|
|
|
|
|
by jlebar
4020 days ago
|
|
To me, this sort of thing brings home the value of not running your own machines. Sure, Amazon's/Google's clouds have quirks, but it's far less likely that you're going to have to debug faulty hardware in this way. It sounds like a team of more than one person worked on this at least part-time for weeks -- how much is that worth? It's not just the cost of hiring extra people to do the work; often small companies simply can't hire enough good people -- when you do find them, do you want to squander them twiddling servers? |
|
At a place I used to work at we had a reasonably large cluster of Windows boxes on Amazon. Randomly, Windows machines on Amazon would suddenly stop accepting new TCP connections.
This means that machines would be running fine, and then half your cluster starts dropping offline. At the time when this happened to us, there were no other reports we could find of this happening.
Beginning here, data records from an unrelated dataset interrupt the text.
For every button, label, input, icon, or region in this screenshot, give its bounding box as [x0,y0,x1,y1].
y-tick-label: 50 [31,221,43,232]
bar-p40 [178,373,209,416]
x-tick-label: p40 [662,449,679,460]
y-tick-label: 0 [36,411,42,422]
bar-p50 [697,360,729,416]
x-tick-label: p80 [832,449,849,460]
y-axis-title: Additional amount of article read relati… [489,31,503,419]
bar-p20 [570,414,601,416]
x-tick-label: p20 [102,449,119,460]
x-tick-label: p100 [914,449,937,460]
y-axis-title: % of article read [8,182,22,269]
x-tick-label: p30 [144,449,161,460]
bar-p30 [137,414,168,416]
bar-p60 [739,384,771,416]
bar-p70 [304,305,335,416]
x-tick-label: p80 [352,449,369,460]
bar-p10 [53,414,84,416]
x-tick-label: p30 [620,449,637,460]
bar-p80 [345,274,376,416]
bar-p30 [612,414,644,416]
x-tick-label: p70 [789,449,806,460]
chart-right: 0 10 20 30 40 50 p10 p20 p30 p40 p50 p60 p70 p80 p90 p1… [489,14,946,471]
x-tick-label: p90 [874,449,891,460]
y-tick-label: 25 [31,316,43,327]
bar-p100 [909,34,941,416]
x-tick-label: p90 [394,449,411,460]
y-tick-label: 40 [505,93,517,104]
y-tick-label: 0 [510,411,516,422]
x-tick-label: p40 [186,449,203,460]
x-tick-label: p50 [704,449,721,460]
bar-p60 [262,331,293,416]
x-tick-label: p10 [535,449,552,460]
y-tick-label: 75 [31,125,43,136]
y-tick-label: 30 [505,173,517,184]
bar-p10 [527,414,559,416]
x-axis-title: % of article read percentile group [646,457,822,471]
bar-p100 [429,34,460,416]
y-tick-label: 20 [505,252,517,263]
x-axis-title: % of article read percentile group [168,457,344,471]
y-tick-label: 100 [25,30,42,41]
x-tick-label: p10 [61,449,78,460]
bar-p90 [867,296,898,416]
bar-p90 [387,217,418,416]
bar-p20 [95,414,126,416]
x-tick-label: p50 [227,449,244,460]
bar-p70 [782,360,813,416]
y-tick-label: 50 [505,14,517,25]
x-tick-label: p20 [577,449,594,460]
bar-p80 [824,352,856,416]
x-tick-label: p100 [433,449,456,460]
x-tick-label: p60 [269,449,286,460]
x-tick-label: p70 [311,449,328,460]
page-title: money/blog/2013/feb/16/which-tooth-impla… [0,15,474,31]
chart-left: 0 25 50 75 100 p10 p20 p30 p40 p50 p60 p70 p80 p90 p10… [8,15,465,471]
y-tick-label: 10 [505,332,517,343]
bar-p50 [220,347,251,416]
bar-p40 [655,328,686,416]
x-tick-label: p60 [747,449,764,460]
Turns out, it's some bug in the Xen Virtual NIC driver that wasn't running the offloaded TCP cleanup, and so eventually the system couldn't accept any new connections. Once we figured out was happening we could pre-emptively reboot boxes, but that was a problem for us for about 6 months iirc.
There's probably dozens of these bugs affecting someone on these cloud platforms at any one time. But because you have no access to the hardware, you don't even have the option of saying "Screw it, lets just get different hardware". You're at the mercy of your cloud provider.